Look at the following Muhibbah chart from Jan 2009 to Feb 2010.

See the incredible run from March 2009? Muhibbah had a low of 0.645 sen then. That run peaked around 1.66+.


The company's fundamentals worsen but the stock soared as if it was on a misson to the moon.


Cows don't jump over the moon, do they?

That was what I thought and yes, I have not seen Muhibbah books since Feb 2010.

ps: Here's the nice big chart of Muhibbah - note the price is already adjusted for its split cum bonus issue back in 2007.


snowball said...

Hi Moolah,

Thanks for highlighting :-)

Moolah said...

snowball: No.. thank you. :)

Anyway, I have edited and add in some comments below your posting.

The Contrarian said...

well said, where are consistency in standards of reporting i question!! anyways if aged debtors analysis is compulsory you'll probably not invest in MANY Gov linked Entities :X how to raise capital like that !!

The Contrarian said...

MALAYSIA boleh Muhibbah Selalu

limko said...

I have been lucky with Muhibbah, lousy share notwithstanding.

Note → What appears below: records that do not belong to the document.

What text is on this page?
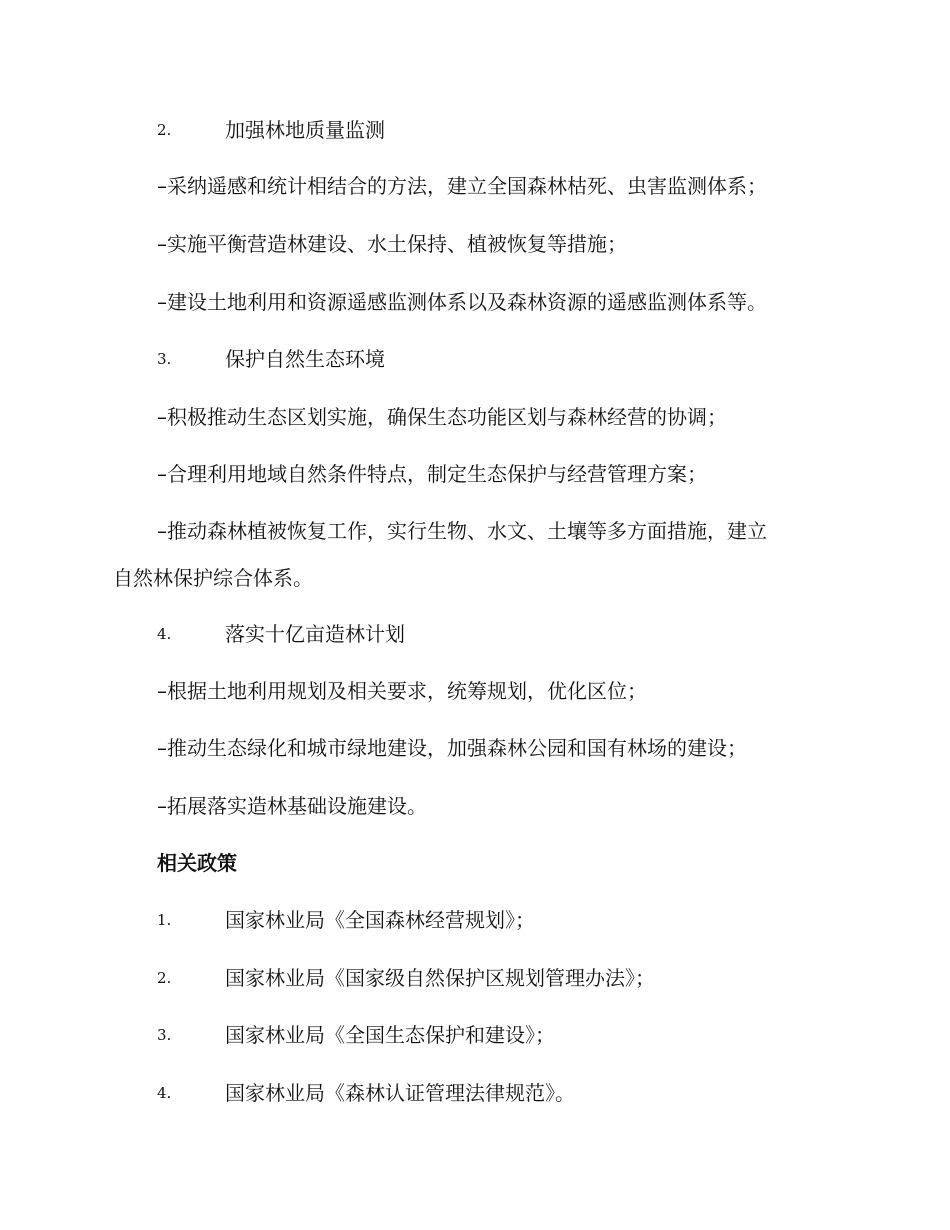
2.	加强林地质量监测
–采纳遥感和统计相结合的方法，建立全国森林枯死、虫害监测体系；
–实施平衡营造林建设、水土保持、植被恢复等措施；
–建设土地利用和资源遥感监测体系以及森林资源的遥感监测体系等。
3.	保护自然生态环境
–积极推动生态区划实施，确保生态功能区划与森林经营的协调；
–合理利用地域自然条件特点，制定生态保护与经营管理方案；
–推动森林植被恢复工作，实行生物、水文、土壤等多方面措施，建立
自然林保护综合体系。
4.	落实十亿亩造林计划
–根据土地利用规划及相关要求，统筹规划，优化区位；
–推动生态绿化和城市绿地建设，加强森林公园和国有林场的建设；
–拓展落实造林基础设施建设。
相关政策
1.	国家林业局《全国森林经营规划》；
2.	国家林业局《国家级自然保护区规划管理办法》；
3.	国家林业局《全国生态保护和建设》；
4.	国家林业局《森林认证管理法律规范》。
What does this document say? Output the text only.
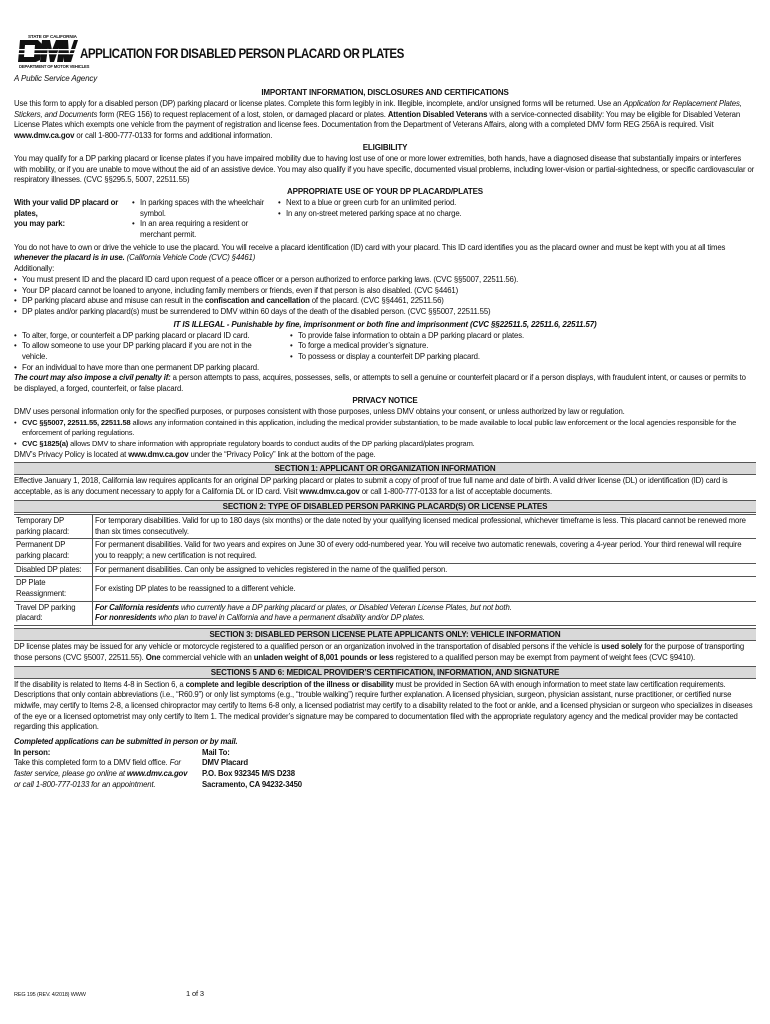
STATE OF CALIFORNIA
DEPARTMENT OF MOTOR VEHICLES
APPLICATION FOR DISABLED PERSON PLACARD OR PLATES
A Public Service Agency
IMPORTANT INFORMATION, DISCLOSURES AND CERTIFICATIONS

Use this form to apply for a disabled person (DP) parking placard or license plates. Complete this form legibly in ink. Illegible, incomplete, and/or unsigned forms will be returned. Use an Application for Replacement Plates, Stickers, and Documents form (REG 156) to request replacement of a lost, stolen, or damaged placard or plates. Attention Disabled Veterans with a service-connected disability: You may be eligible for Disabled Veteran License Plates which exempts one vehicle from the payment of registration and license fees. Documentation from the Department of Veterans Affairs, along with a completed DMV form REG 256A is required. Visit www.dmv.ca.gov or call 1-800-777-0133 for forms and additional information.

ELIGIBILITY

You may qualify for a DP parking placard or license plates if you have impaired mobility due to having lost use of one or more lower extremities, both hands, have a diagnosed disease that substantially impairs or interferes with mobility, or if you are unable to move without the aid of an assistive device. You may also qualify if you have specific, documented visual problems, including lower-vision or partial-sightedness, or specific cardiovascular or respiratory illnesses. (CVC §§295.5, 5007, 22511.55)

APPROPRIATE USE OF YOUR DP PLACARD/PLATES
With your valid DP placard or plates,
you may park:
• In parking spaces with the wheelchair symbol.
• In an area requiring a resident or merchant permit.
• Next to a blue or green curb for an unlimited period.
• In any on-street metered parking space at no charge.

You do not have to own or drive the vehicle to use the placard. You will receive a placard identification (ID) card with your placard. This ID card identifies you as the placard owner and must be kept with you at all times whenever the placard is in use. (California Vehicle Code (CVC) §4461)

Additionally:

• You must present ID and the placard ID card upon request of a peace officer or a person authorized to enforce parking laws. (CVC §§5007, 22511.56).
• Your DP placard cannot be loaned to anyone, including family members or friends, even if that person is also disabled. (CVC §4461)
• DP parking placard abuse and misuse can result in the confiscation and cancellation of the placard. (CVC §§4461, 22511.56)
• DP plates and/or parking placard(s) must be surrendered to DMV within 60 days of the death of the disabled person. (CVC §§5007, 22511.55)
IT IS ILLEGAL - Punishable by fine, imprisonment or both fine and imprisonment (CVC §§22511.5, 22511.6, 22511.57)
• To alter, forge, or counterfeit a DP parking placard or placard ID card.
• To allow someone to use your DP parking placard if you are not in the vehicle.
• For an individual to have more than one permanent DP parking placard.
• To provide false information to obtain a DP parking placard or plates.
• To forge a medical provider’s signature.
• To possess or display a counterfeit DP parking placard.

The court may also impose a civil penalty if: a person attempts to pass, acquires, possesses, sells, or attempts to sell a genuine or counterfeit placard or if a person displays, with fraudulent intent, or causes or permits to be displayed, a forged, counterfeit, or false placard.

PRIVACY NOTICE

DMV uses personal information only for the specified purposes, or purposes consistent with those purposes, unless DMV obtains your consent, or unless authorized by law or regulation.

• CVC §§5007, 22511.55, 22511.58 allows any information contained in this application, including the medical provider substantiation, to be made available to local public law enforcement or the local agencies responsible for the enforcement of parking regulations.
• CVC §1825(a) allows DMV to share information with appropriate regulatory boards to conduct audits of the DP parking placard/plates program.

DMV’s Privacy Policy is located at www.dmv.ca.gov under the “Privacy Policy” link at the bottom of the page.

SECTION 1: APPLICANT OR ORGANIZATION INFORMATION

Effective January 1, 2018, California law requires applicants for an original DP parking placard or plates to submit a copy of proof of true full name and date of birth. A valid driver license (DL) or identification (ID) card is acceptable, as is any document necessary to apply for a California DL or ID card. Visit www.dmv.ca.gov or call 1-800-777-0133 for a list of acceptable documents.

SECTION 2: TYPE OF DISABLED PERSON PARKING PLACARD(S) OR LICENSE PLATES
Temporary DP parking placard:	For temporary disabilities. Valid for up to 180 days (six months) or the date noted by your qualifying licensed medical professional, whichever timeframe is less. This placard cannot be renewed more than six times consecutively.
Permanent DP parking placard:	For permanent disabilities. Valid for two years and expires on June 30 of every odd-numbered year. You will receive two automatic renewals, covering a 4-year period. Your third renewal will require you to reapply; a new certification is not required.
Disabled DP plates:	For permanent disabilities. Can only be assigned to vehicles registered in the name of the qualified person.
DP Plate Reassignment:	For existing DP plates to be reassigned to a different vehicle.
Travel DP parking placard:	For California residents who currently have a DP parking placard or plates, or Disabled Veteran License Plates, but not both.
For nonresidents who plan to travel in California and have a permanent disability and/or DP plates.
SECTION 3: DISABLED PERSON LICENSE PLATE APPLICANTS ONLY: VEHICLE INFORMATION

DP license plates may be issued for any vehicle or motorcycle registered to a qualified person or an organization involved in the transportation of disabled persons if the vehicle is used solely for the purpose of transporting those persons (CVC §5007, 22511.55). One commercial vehicle with an unladen weight of 8,001 pounds or less registered to a qualified person may be exempt from payment of weight fees (CVC §9410).

SECTIONS 5 AND 6: MEDICAL PROVIDER’S CERTIFICATION, INFORMATION, AND SIGNATURE

If the disability is related to Items 4-8 in Section 6, a complete and legible description of the illness or disability must be provided in Section 6A with enough information to meet state law certification requirements. Descriptions that only contain abbreviations (i.e., “R60.9”) or only list symptoms (e.g., “trouble walking”) require further explanation. A licensed physician, surgeon, physician assistant, nurse practitioner, or certified nurse midwife, may certify to Items 2-8, a licensed chiropractor may certify to Items 6-8 only, a licensed podiatrist may certify to a disability related to the foot or ankle, and a licensed physician or surgeon who specializes in diseases of the eye or a licensed optometrist may only certify to Item 1. The medical provider’s signature may be compared to documentation filed with the appropriate regulatory agency and the medical provider may be contacted regarding this application.

Completed applications can be submitted in person or by mail.

In person:
Take this completed form to a DMV field office. For faster service, please go online at www.dmv.ca.gov or call 1-800-777-0133 for an appointment.
Mail To:
DMV Placard
P.O. Box 932345 M/S D238
Sacramento, CA 94232-3450
REG 195 (REV. 4/2018) WWW	1 of 3
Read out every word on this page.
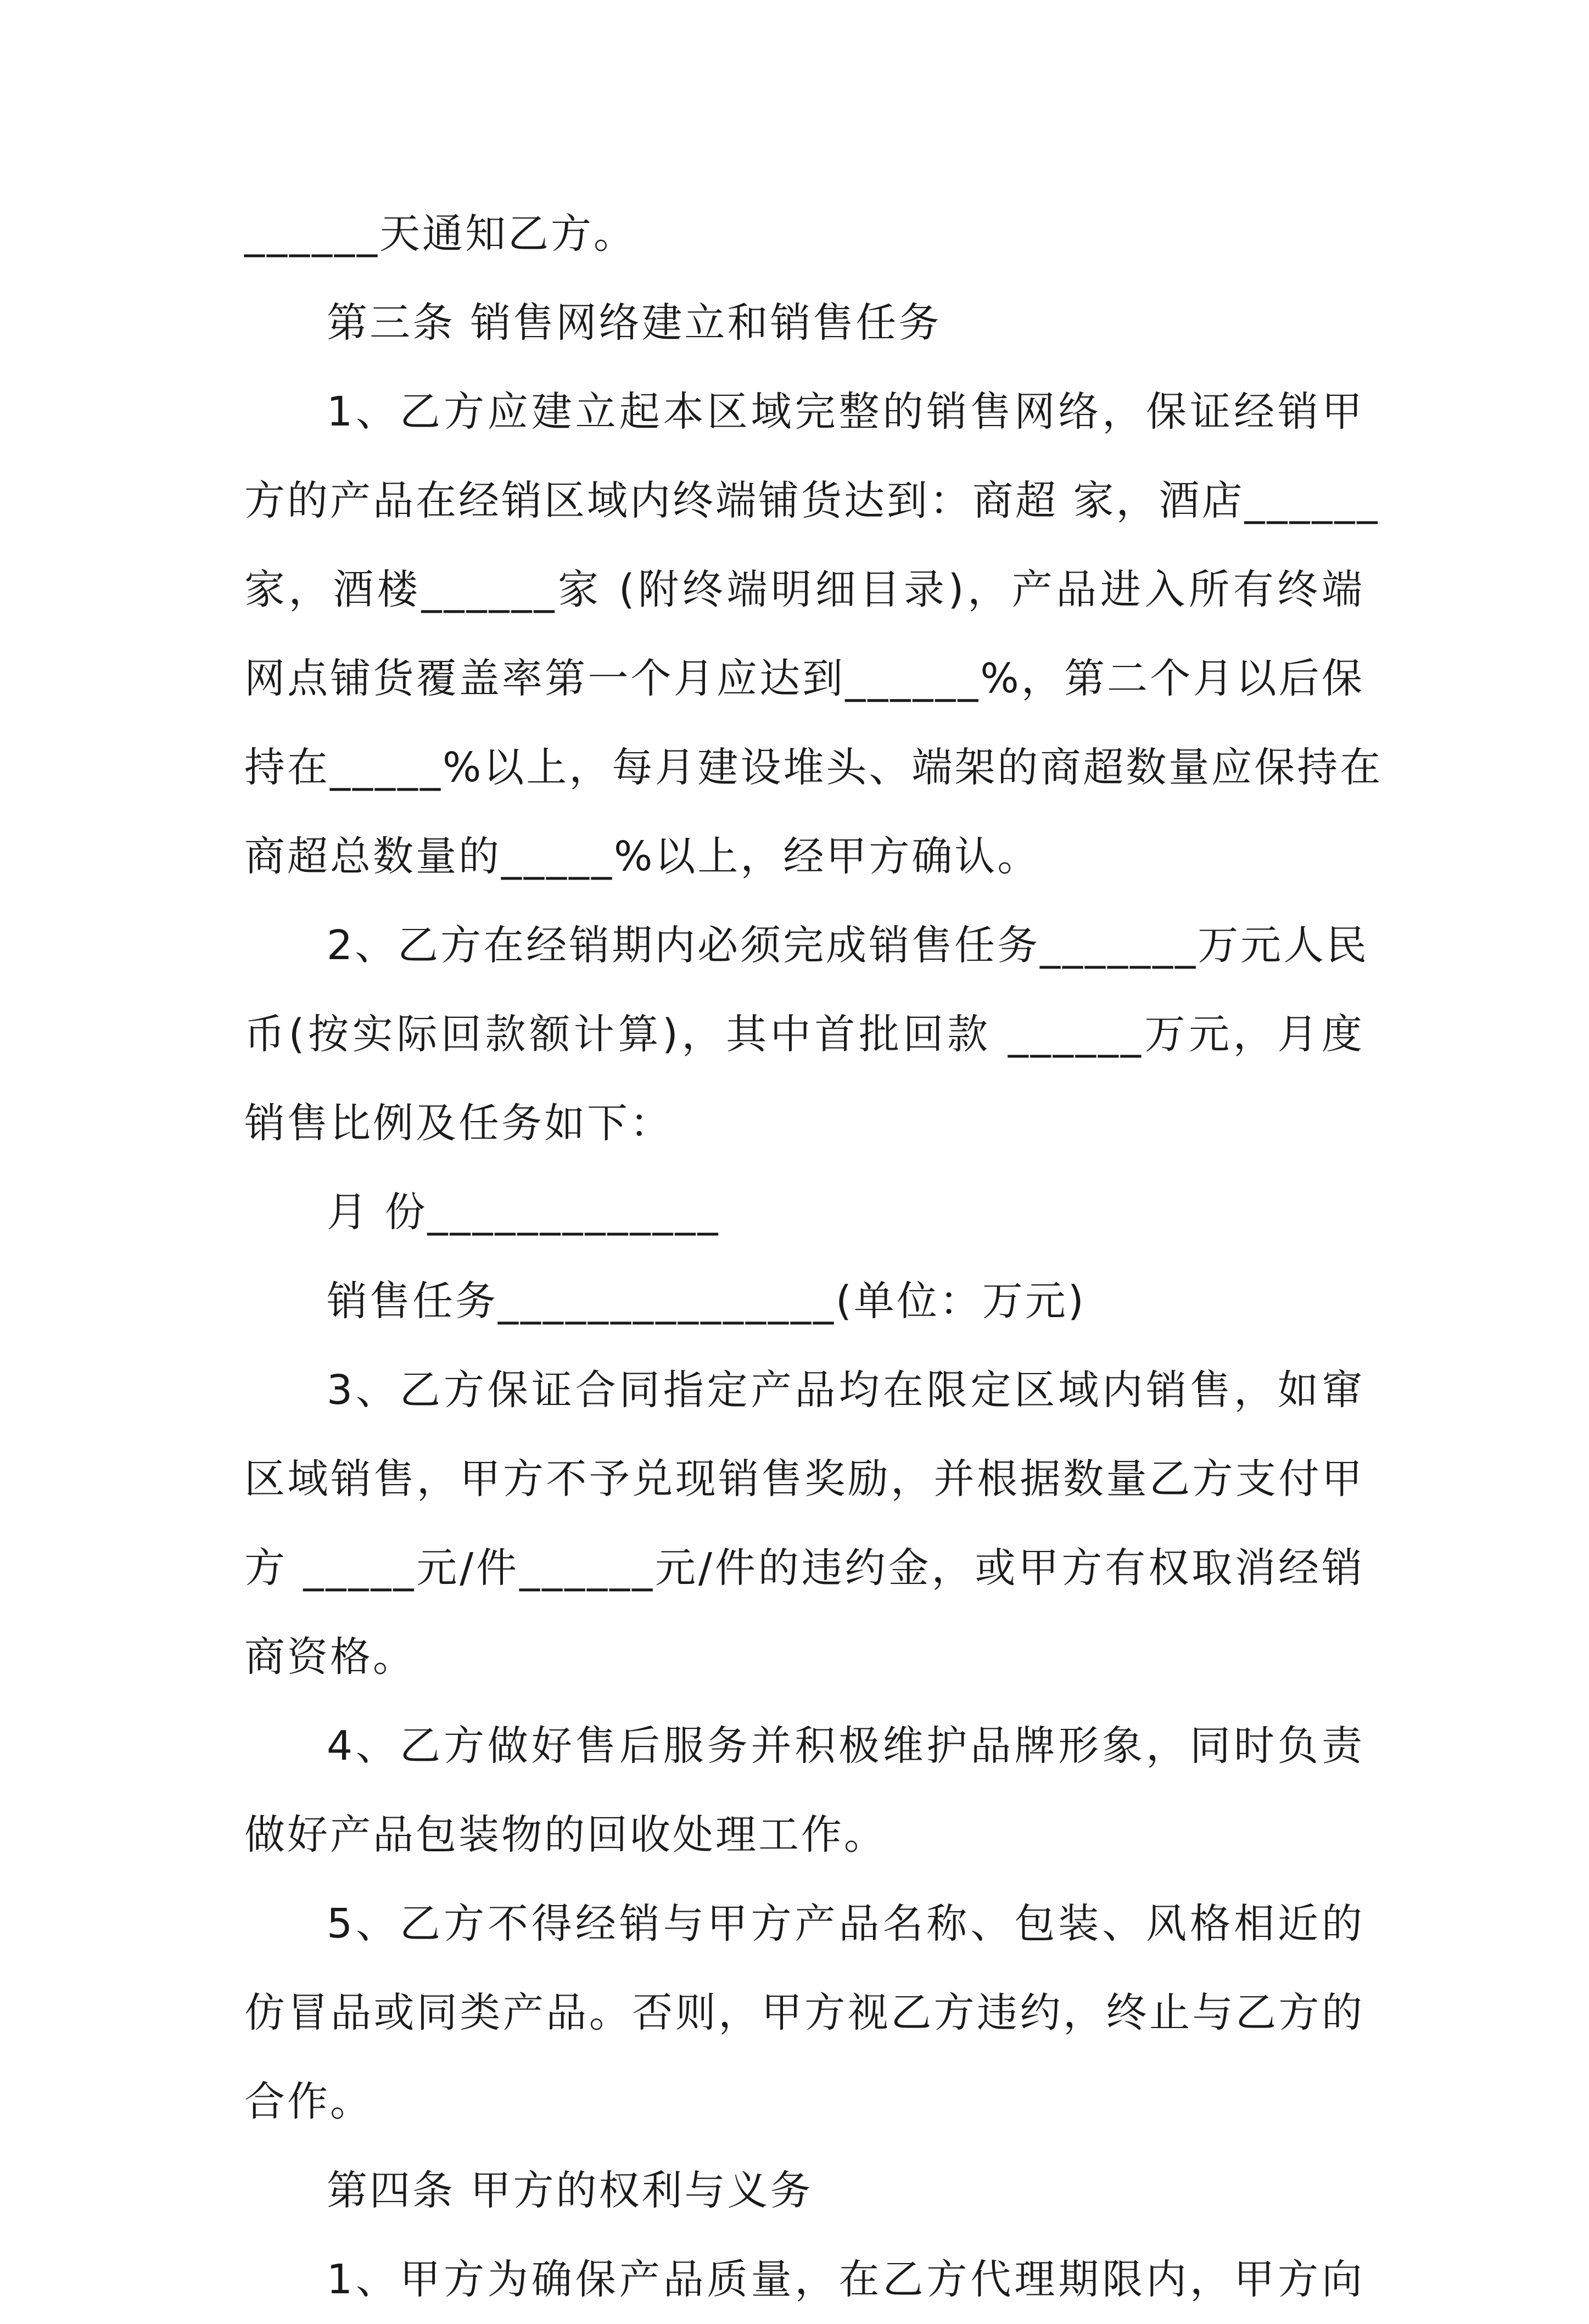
______天通知乙方。
第三条 销售网络建立和销售任务
1、乙方应建立起本区域完整的销售网络，保证经销甲
方的产品在经销区域内终端铺货达到：商超 家，酒店______
家，酒楼______家 (附终端明细目录)，产品进入所有终端
网点铺货覆盖率第一个月应达到______%，第二个月以后保
持在_____%以上，每月建设堆头、端架的商超数量应保持在
商超总数量的_____%以上，经甲方确认。
2、乙方在经销期内必须完成销售任务_______万元人民
币(按实际回款额计算)，其中首批回款 ______万元，月度
销售比例及任务如下：
月 份_____________
销售任务_______________(单位：万元)
3、乙方保证合同指定产品均在限定区域内销售，如窜
区域销售，甲方不予兑现销售奖励，并根据数量乙方支付甲
方 _____元/件______元/件的违约金，或甲方有权取消经销
商资格。
4、乙方做好售后服务并积极维护品牌形象，同时负责
做好产品包装物的回收处理工作。
5、乙方不得经销与甲方产品名称、包装、风格相近的
仿冒品或同类产品。否则，甲方视乙方违约，终止与乙方的
合作。
第四条 甲方的权利与义务
1、甲方为确保产品质量，在乙方代理期限内，甲方向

Made a total of four rounds, latest being today making some pocket money from contra on yesterday's big fall.

Sorry for bragging, hard to resist after reading Moo's article on Muhibbah.

Moolah said...

Aiseh.. taikor limko ... dun be so liddat mah.

So sorry.. me did not mean to brag... just trying to explain why I have not bothered to look into Muhibbah books. :P

solomon said...

APH is not a new issue one should be worried, neither changes in shareholding.

I think if the business is profitable then the cash-flow should rise. Yes indeed the case for it's latest quarter by naked eye. In fact, I see not and express some concern if not for the cash-flow from financing of RM80mil.

Loan for short and long term stand at Rm400 mil for last Q and this Q, but the finance cost 4x higher this quarter. This might reaffirm some depleting sign of financial which need to be revisit and monitor for next 2Q.

ronnie said...

Warren Buffett states that we should invest in companies in which the management is honest. This is the most important requirement. It matters not that management is super smart or highly competent or the business grossly undervalued.

When management lacks integrity, the Oracle of Omaha avoids the company. This is the first acid test. Would we marry spouses we do not trust? Do we invest in shares of companies where the directors cannot be trusted?